El problema radica en que mi cuerpo no disfruta lo mismo que mi paladar. Órganos diferentes, con diferentes visiones de mundo fueron conectados por el esófago en uno de esos chistes crueles de la naturaleza.
Alcohol, vertido por los dulces campos de mi boca brota como fuentes de almíbar que bailan entre mis dientes, burbujeantes y frías mariposas revolotean en mi paladar impregnadas de esa juguetona esencia. Delicia.
Pero no tardan mucho en caer a lugares inhóspitos, donde la bienvenida queda faltando. Se apagó la luz. Terminó la fiesta. Duró poco en esos instantes de placer al inicio del recorrido, pero así como la leche regada en la mesa debe gotear hacia la alfombra dibujando paisajes nubosos, así también la gravedad hace lo suyo y cae el pegajoso líquido a las remotidades sucesoras de la garganta.

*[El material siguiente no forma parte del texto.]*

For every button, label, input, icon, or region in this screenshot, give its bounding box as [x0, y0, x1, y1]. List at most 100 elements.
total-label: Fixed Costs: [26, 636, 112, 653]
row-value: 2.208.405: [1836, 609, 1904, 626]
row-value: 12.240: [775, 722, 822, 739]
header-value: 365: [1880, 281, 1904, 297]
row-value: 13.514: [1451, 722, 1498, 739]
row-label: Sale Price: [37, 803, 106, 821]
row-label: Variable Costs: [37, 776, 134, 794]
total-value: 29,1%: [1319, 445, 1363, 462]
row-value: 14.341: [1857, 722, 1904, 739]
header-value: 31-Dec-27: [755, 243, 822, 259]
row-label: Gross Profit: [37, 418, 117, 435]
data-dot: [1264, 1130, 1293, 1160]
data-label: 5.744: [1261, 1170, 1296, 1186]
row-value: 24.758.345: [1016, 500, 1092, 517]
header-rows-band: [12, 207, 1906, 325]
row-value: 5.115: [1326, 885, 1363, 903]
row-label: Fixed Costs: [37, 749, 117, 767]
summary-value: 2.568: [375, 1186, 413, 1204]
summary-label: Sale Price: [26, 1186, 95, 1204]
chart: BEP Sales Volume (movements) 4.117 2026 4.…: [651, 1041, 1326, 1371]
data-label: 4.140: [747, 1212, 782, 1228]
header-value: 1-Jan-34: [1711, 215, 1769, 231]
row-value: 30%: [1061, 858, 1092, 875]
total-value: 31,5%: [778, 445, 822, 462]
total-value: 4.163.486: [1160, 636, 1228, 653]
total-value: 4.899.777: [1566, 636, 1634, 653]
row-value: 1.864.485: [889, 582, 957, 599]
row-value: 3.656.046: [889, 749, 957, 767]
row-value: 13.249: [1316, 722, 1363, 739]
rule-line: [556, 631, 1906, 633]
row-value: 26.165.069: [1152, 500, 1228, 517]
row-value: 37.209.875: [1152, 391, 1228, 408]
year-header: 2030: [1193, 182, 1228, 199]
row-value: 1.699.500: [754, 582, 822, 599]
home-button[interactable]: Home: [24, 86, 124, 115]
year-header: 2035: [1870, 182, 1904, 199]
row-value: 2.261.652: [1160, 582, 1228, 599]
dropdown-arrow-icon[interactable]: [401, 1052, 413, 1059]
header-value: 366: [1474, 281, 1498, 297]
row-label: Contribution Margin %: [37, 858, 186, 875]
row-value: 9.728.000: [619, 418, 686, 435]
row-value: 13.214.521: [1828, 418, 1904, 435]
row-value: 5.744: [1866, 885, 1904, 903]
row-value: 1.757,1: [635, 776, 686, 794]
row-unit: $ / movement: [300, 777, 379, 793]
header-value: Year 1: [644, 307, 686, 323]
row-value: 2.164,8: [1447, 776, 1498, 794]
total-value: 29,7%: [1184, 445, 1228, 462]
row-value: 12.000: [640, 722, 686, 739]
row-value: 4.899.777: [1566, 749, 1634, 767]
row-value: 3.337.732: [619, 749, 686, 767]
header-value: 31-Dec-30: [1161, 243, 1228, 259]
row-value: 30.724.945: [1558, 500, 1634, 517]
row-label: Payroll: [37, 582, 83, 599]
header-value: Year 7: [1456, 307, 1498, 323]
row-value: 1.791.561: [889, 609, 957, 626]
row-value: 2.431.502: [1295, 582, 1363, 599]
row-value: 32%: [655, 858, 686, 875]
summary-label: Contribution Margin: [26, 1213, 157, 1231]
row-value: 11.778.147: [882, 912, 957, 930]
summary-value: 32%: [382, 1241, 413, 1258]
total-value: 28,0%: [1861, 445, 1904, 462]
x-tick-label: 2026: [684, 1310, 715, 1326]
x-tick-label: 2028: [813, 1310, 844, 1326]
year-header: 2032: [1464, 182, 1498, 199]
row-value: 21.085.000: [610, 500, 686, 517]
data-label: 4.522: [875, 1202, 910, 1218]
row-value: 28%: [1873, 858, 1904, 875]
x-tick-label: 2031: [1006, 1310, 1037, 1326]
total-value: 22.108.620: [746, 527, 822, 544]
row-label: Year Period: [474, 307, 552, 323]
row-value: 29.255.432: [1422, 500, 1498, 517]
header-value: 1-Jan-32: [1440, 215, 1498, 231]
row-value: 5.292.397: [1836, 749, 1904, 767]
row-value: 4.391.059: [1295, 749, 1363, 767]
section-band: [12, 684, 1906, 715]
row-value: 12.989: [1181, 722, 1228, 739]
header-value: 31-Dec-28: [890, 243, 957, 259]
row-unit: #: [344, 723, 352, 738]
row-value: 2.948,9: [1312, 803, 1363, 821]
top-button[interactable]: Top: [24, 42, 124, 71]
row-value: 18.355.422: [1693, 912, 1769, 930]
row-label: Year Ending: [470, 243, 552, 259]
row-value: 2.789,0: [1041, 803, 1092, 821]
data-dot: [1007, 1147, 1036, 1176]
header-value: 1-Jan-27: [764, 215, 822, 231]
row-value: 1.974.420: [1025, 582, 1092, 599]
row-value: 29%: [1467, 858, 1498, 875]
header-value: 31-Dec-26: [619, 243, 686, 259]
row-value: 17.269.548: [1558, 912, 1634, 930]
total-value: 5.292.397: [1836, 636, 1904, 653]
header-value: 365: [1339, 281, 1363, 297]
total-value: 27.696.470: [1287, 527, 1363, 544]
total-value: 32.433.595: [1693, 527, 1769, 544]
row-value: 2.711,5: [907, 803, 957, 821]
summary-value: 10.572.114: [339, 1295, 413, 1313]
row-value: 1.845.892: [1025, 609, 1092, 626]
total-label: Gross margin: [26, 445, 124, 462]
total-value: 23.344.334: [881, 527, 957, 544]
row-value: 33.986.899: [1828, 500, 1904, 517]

Comienza entonces la batalla: La cabeza, con su explosión, se suma al lado del sistema digestivo, y juntos protestan a los labios su enamoramiento con el pico de la botella, su debilidad frente al dulce almíbar de la caña. Pancartas y gritos, huelgas y quejas. Las extremidades, ojos, cuello, se alínean contra la boca, se esconden en la trinchera esperando el momento oportuno para disparar quejas y achaques.
En esta guerra corporal de bandos divididos parece sólo quedar la piel acompañando a la boca en el equipo juguetón, que a pesar de no poder contrastar los ataques fervientes de sus vecinos, encuentra en la situación mucho humor y simpatía. Después de todo, sonríen pícaramente los labios...valió la pena.